Понимаете, сейчас для меня лично, когда я сталкиваюсь с больным ребенком, самый больной вопрос не денег — деньги либо благотворительные, либо государственные мы так или иначе находим. Самый больной вопрос — выбора ребенка, которому нужно помогать немедленно.
То количество пересадок, которые мы делаем, не закрывает потребность. Невозможно делать пересадки в любом отделении, для этого нужно отделение пересадки костного мозга с соответствующим персоналом и инфраструктурой. В России сегодня есть три клиники, где делают трансплантации, а нужно 15. Эти три делают 100-120 пересадок в год, а нужно 800-1000.
Получается, что шансы имеет один ребенок из десяти. Бывают драматические варианты, когда больной уже попадает к нам и не доживает до трансплантации, мы просто не успели. Не менее драматический вариант, но совершенно незаметный для врачей, когда родители больного ребенка даже не узнают, что болезнь можно было вылечить.
Тот препарат, который помог бы нам увеличить пропускную способность отделения, называется вифенд.
В прошлом году мы получали этот препарат от государства, но мы стали делать настолько сложные трансплантации, при которых расход этого препарата значительно увеличился. Этот препарат защищает больного от микроскопического грибка, с которым мы встречаемся в обычной жизни. Он практически безопасен для здорового человека. А после трансплантации у наших пациентов иммунитет абсолютно подавлен в течение нескольких месяцев. От месяца до года ребенок абсолютно беззащитен. И раньше, когда мы делали трансплантацию, — пациент к нам ложился в абсолютно стерильное отделение и лежал в стеклянном боксе. Лежал три месяца или год. До тех пор, пока иммунитет не начинал работать. А сейчас мы делаем 50 пересадок в год. И если пациент ляжет и займет бокс на год, это значит, что в этом боксе мы сделаем одну пересадку. Мы можем отпустить больного домой в состоянии ремиссии, если он будет постоянно получать этот самый противогрибковый вифенд. Иначе может получиться, что мы вылечим ребенка от лейкоза, а он погибнет от грибковой инфекции, потому что иммунитет не готов с ней бороться.

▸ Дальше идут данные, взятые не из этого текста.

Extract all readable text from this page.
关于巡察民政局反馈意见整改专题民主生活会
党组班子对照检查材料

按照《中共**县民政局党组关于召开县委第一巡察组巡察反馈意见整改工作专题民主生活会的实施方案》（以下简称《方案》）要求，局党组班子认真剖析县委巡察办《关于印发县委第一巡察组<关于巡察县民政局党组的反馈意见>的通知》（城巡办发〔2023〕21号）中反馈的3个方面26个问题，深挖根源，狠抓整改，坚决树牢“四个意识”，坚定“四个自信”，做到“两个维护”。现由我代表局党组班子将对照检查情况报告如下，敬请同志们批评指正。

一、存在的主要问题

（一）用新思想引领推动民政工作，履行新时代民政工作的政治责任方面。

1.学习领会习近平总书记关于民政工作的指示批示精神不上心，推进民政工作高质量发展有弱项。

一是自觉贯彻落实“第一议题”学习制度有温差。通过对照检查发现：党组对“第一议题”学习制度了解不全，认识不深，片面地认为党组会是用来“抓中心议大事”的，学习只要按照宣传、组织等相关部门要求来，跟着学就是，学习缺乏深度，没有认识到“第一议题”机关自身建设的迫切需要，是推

Государство в этой ситуации нам быстро помочь не может.
Оно реагирует, но не в темпах нашей специфики. Это инерционная система по природе своей. Она так устроена. Когда идут закупки большими объемами, очень трудно управлять оперативно.

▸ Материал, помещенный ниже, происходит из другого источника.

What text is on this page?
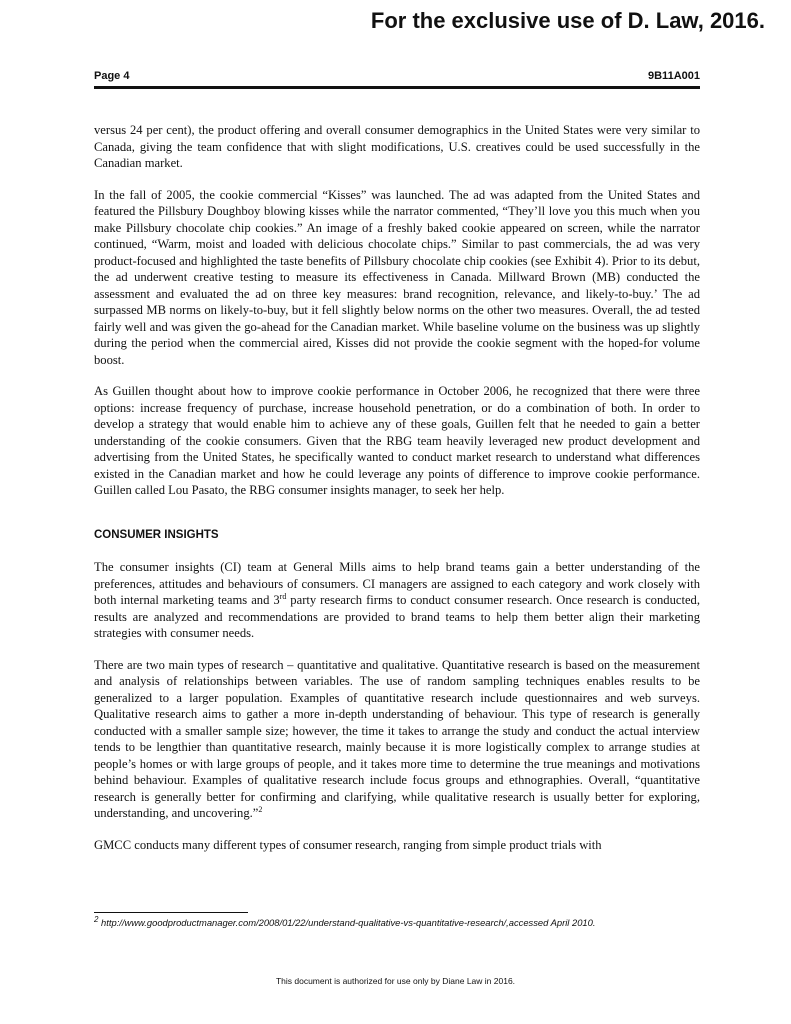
For the exclusive use of D. Law, 2016.
Page 4	9B11A001

versus 24 per cent), the product offering and overall consumer demographics in the United States were very similar to Canada, giving the team confidence that with slight modifications, U.S. creatives could be used successfully in the Canadian market.

In the fall of 2005, the cookie commercial “Kisses” was launched. The ad was adapted from the United States and featured the Pillsbury Doughboy blowing kisses while the narrator commented, “They’ll love you this much when you make Pillsbury chocolate chip cookies.” An image of a freshly baked cookie appeared on screen, while the narrator continued, “Warm, moist and loaded with delicious chocolate chips.” Similar to past commercials, the ad was very product-focused and highlighted the taste benefits of Pillsbury chocolate chip cookies (see Exhibit 4). Prior to its debut, the ad underwent creative testing to measure its effectiveness in Canada. Millward Brown (MB) conducted the assessment and evaluated the ad on three key measures: brand recognition, relevance, and likely-to-buy.’ The ad surpassed MB norms on likely-to-buy, but it fell slightly below norms on the other two measures. Overall, the ad tested fairly well and was given the go-ahead for the Canadian market. While baseline volume on the business was up slightly during the period when the commercial aired, Kisses did not provide the cookie segment with the hoped-for volume boost.

As Guillen thought about how to improve cookie performance in October 2006, he recognized that there were three options: increase frequency of purchase, increase household penetration, or do a combination of both. In order to develop a strategy that would enable him to achieve any of these goals, Guillen felt that he needed to gain a better understanding of the cookie consumers. Given that the RBG team heavily leveraged new product development and advertising from the United States, he specifically wanted to conduct market research to understand what differences existed in the Canadian market and how he could leverage any points of difference to improve cookie performance. Guillen called Lou Pasato, the RBG consumer insights manager, to seek her help.

CONSUMER INSIGHTS

The consumer insights (CI) team at General Mills aims to help brand teams gain a better understanding of the preferences, attitudes and behaviours of consumers. CI managers are assigned to each category and work closely with both internal marketing teams and 3rd party research firms to conduct consumer research. Once research is conducted, results are analyzed and recommendations are provided to brand teams to help them better align their marketing strategies with consumer needs.

There are two main types of research – quantitative and qualitative. Quantitative research is based on the measurement and analysis of relationships between variables. The use of random sampling techniques enables results to be generalized to a larger population. Examples of quantitative research include questionnaires and web surveys. Qualitative research aims to gather a more in-depth understanding of behaviour. This type of research is generally conducted with a smaller sample size; however, the time it takes to arrange the study and conduct the actual interview tends to be lengthier than quantitative research, mainly because it is more logistically complex to arrange studies at people’s homes or with large groups of people, and it takes more time to determine the true meanings and motivations behind behaviour. Examples of qualitative research include focus groups and ethnographies. Overall, “quantitative research is generally better for confirming and clarifying, while qualitative research is usually better for exploring, understanding, and uncovering.”$^2$

GMCC conducts many different types of consumer research, ranging from simple product trials with

$^2$ http://www.goodproductmanager.com/2008/01/22/understand-qualitative-vs-quantitative-research/,accessed April 2010.
This document is authorized for use only by Diane Law in 2016.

Сегодня удается закупать этот препарат только на благотворительные средства. Сейчас его в отделении постоянно получают 10 человек. Нам в день нужна на всех одна упаковка. Это 1000 долларов в сутки. Наша отрасль в медицине — это бездонная черная дыра. Я назвал вам цену одного лекарства. А таких препаратов у нас десятки. И опять приходится выбирать, без чего и дня нельзя прожить и без чего хоть недолго, но можно потерпеть. Вифенда сейчас нет в больнице совсем. Он нужен детям для того, чтобы защититься от смертельно опасной инфекции. Вот именно этими словами — других не найдешь — можно обрисовать истинное положение дел. Тут никакой натяжки нет.